Con l’adozione dell’Agenda 2030 l’Italia e tutti i Paesi firmatari hanno la possibilità di scrivere un pezzo di storia (e un futuro) caratterizzato da equità sociale e sostenibilità. Se tarderemo ancora i 17 obiettivi non verranno raggiunti e rischieremo il collasso del sistema economico e sociale che conosciamo. Impegniamoci tutti affinché l’Agenda 2030 diventi storia e non rimanga utopia.

Andrea Merusi

 

[1] Per empowerment si intende un processo dell’azione sociale attraverso il quale le persone, le organizzazioni e le comunità acquisiscono competenza sulle proprie vite, al fine di cambiare il proprio ambiente sociale e politico per migliorare l’equità e la qualità di vita (Zimmerman M.A., 2000).

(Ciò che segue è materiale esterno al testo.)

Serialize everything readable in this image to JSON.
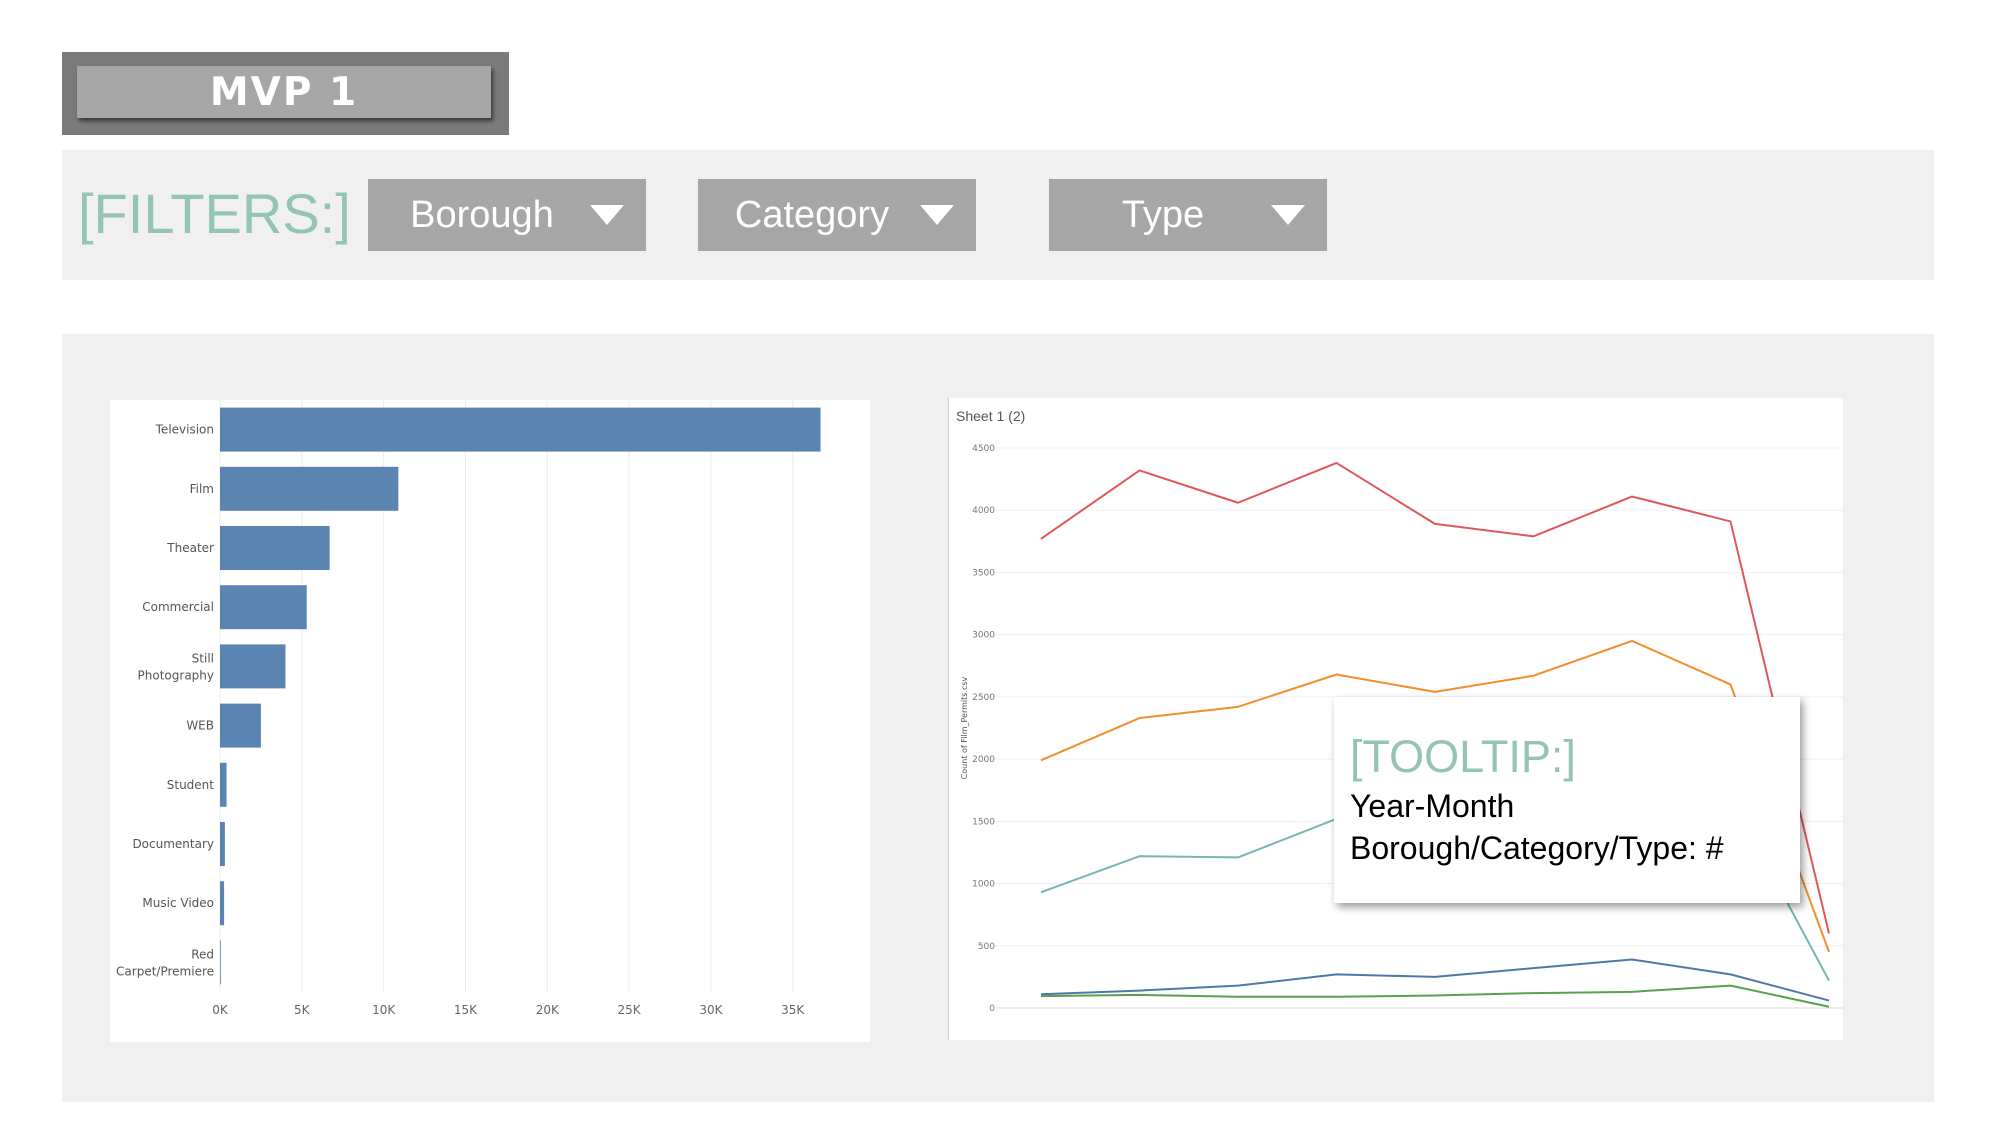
{
  "banner": {
    "title": "MVP 1"
  },
  "filters": {
    "label": "[FILTERS:]",
    "dropdowns": [
      {
        "label": "Borough"
      },
      {
        "label": "Category"
      },
      {
        "label": "Type"
      }
    ]
  },
  "tooltip": {
    "title": "[TOOLTIP:]",
    "line1": "Year-Month",
    "line2": "Borough/Category/Type: #"
  },
  "chart_data": [
    {
      "type": "bar",
      "orientation": "horizontal",
      "categories": [
        "Television",
        "Film",
        "Theater",
        "Commercial",
        "Still Photography",
        "WEB",
        "Student",
        "Documentary",
        "Music Video",
        "Red Carpet/Premiere"
      ],
      "values": [
        36700,
        10900,
        6700,
        5300,
        4000,
        2500,
        400,
        300,
        250,
        50
      ],
      "xlim": [
        0,
        38500
      ],
      "xticks": [
        "0K",
        "5K",
        "10K",
        "15K",
        "20K",
        "25K",
        "30K",
        "35K"
      ],
      "grid": true,
      "color": "#5b84b1"
    },
    {
      "type": "line",
      "title": "Sheet 1 (2)",
      "ylabel": "Count of Film_Permits.csv",
      "ylim": [
        0,
        4500
      ],
      "yticks": [
        "0",
        "500",
        "1000",
        "1500",
        "2000",
        "2500",
        "3000",
        "3500",
        "4000",
        "4500"
      ],
      "x": [
        1,
        2,
        3,
        4,
        5,
        6,
        7,
        8,
        9
      ],
      "series": [
        {
          "color": "#e15759",
          "values": [
            3770,
            4320,
            4060,
            4380,
            3890,
            3790,
            4110,
            3910,
            600
          ]
        },
        {
          "color": "#f28e2b",
          "values": [
            1990,
            2330,
            2420,
            2680,
            2540,
            2670,
            2950,
            2600,
            450
          ]
        },
        {
          "color": "#76b7b2",
          "values": [
            930,
            1220,
            1210,
            1520,
            1800,
            1900,
            1950,
            1700,
            220
          ]
        },
        {
          "color": "#4e79a7",
          "values": [
            110,
            140,
            180,
            270,
            250,
            320,
            390,
            270,
            60
          ]
        },
        {
          "color": "#59a14f",
          "values": [
            95,
            105,
            90,
            90,
            100,
            120,
            130,
            180,
            10
          ]
        }
      ]
    }
  ]
}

[2] L’Alleanza Italiana per lo Sviluppo Sostenibile (ASviS) è nata il 3 febbraio 2016 per diffondere la cultura della sostenibilità e la conoscenza dell’Agenda 2030. Con i suoi oltre 200 aderenti tra associazioni, università, industrie, enti pubblici, è la più grande rete di organizzazioni della società civile mai creata in Italia.

[3] Rispetto al Goal 5 va specificato che dopo il forte aumento dell’indicatore registrato fino al 2015, si rileva una flessione nel 2016 spiegata dalla diminuzione del rapporto tra i tassi di occupazione delle donne con figli in età prescolare e delle donne senza figli, e dalla netta diminuzione della partecipazione delle donne negli organi decisionali, un dato (13,3%) ancora ben al di sotto della media europea (23,9%).

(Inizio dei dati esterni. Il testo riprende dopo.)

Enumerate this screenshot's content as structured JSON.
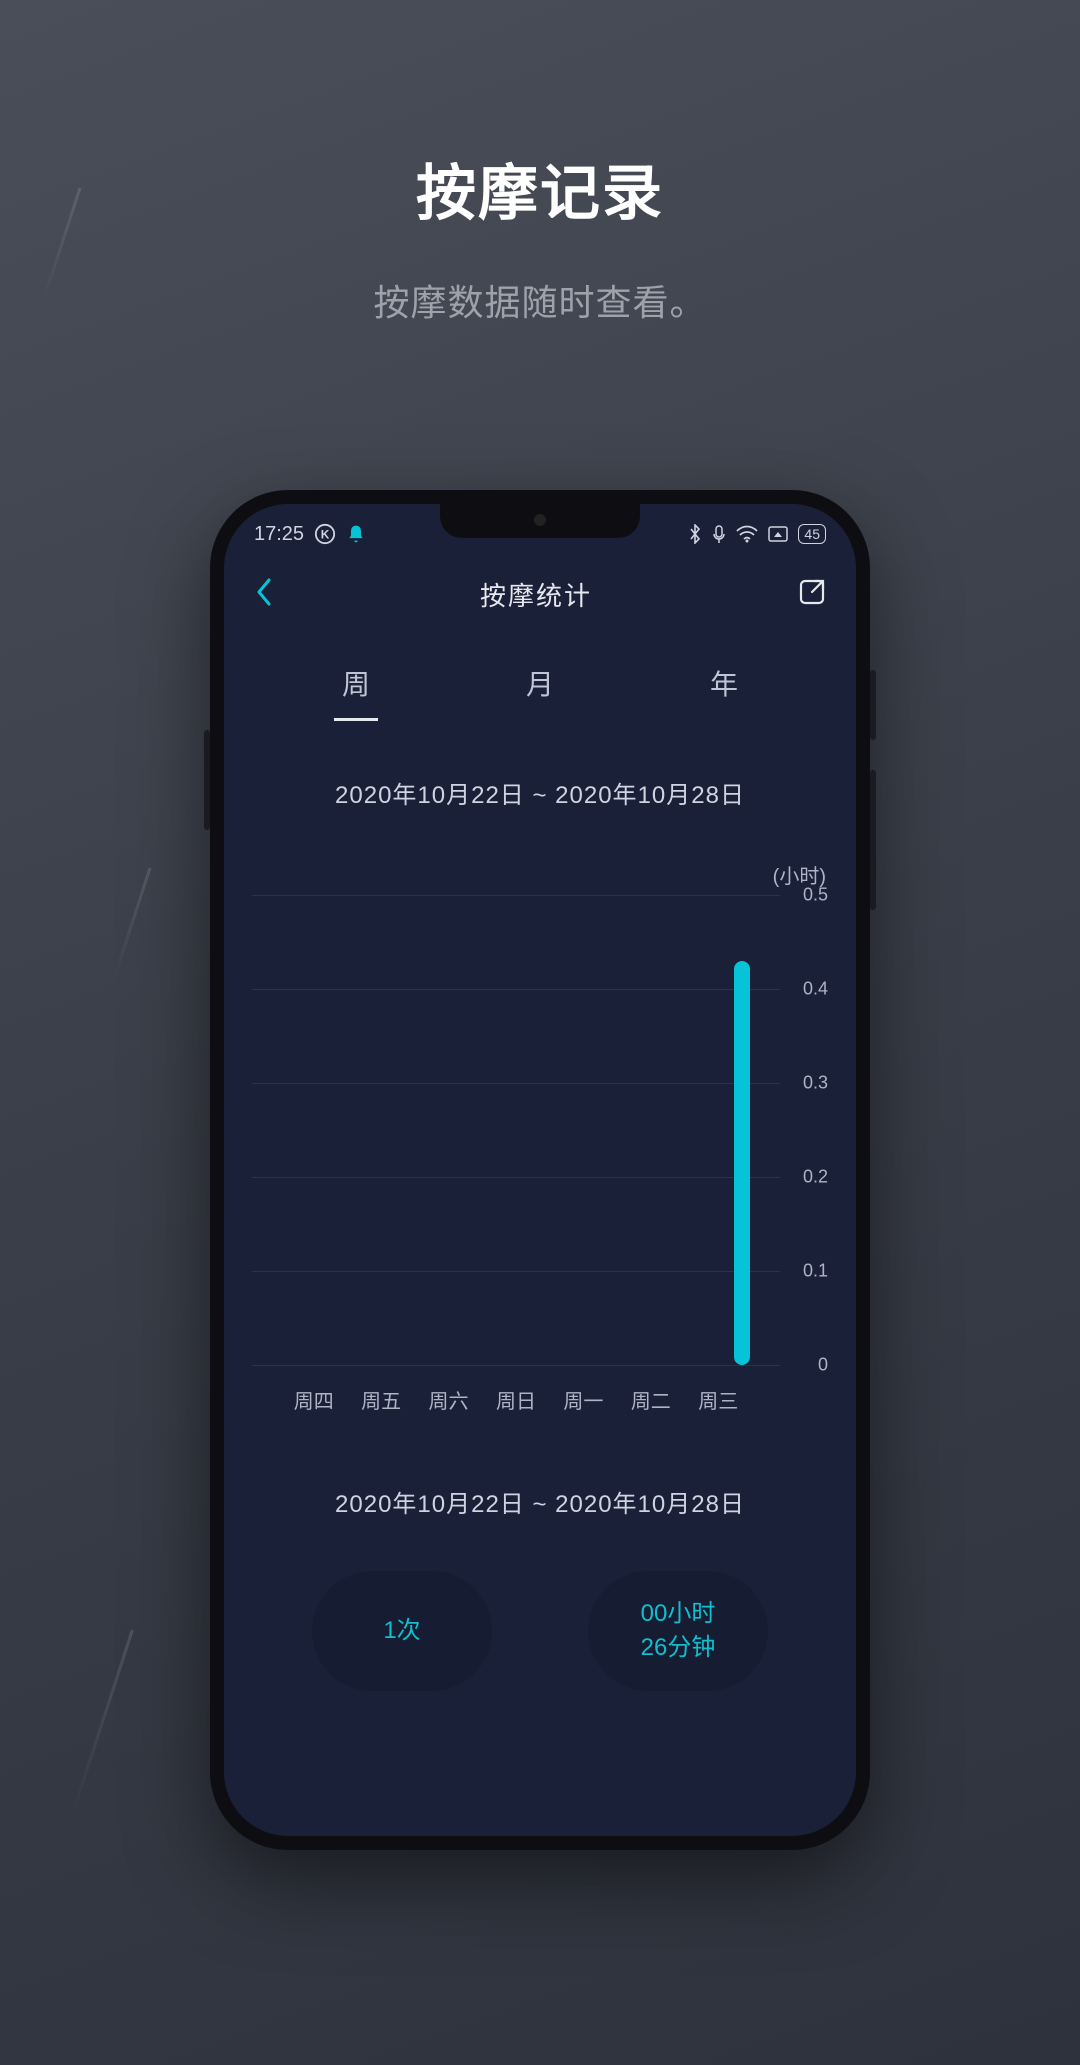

[4] Dal rapporto si legge che l’indicatore headline (gas serra totali secondo i conti delle emissioni atmosferiche) migliora fino al 2014 in gran parte a causa della riduzione delle emissioni indotte dalla crisi economica, per poi peggiorare nell’ultimo biennio, in corrispondenza con la ripresa del PIL.

[5] A livello europeo si evidenzia un trend in miglioramento per il Goal 3, 4, 5, 7, 8, 9, 11, 12, 13. Risulta stabile per i Goal 1, 2, 16, 17. Mentre per i Goal 6 e 14 non è possibile creare un indicatore composito a causa della mancanza di dati.

[6] Dichiarazione del Presidente ASviS Pierluigi Stefanini.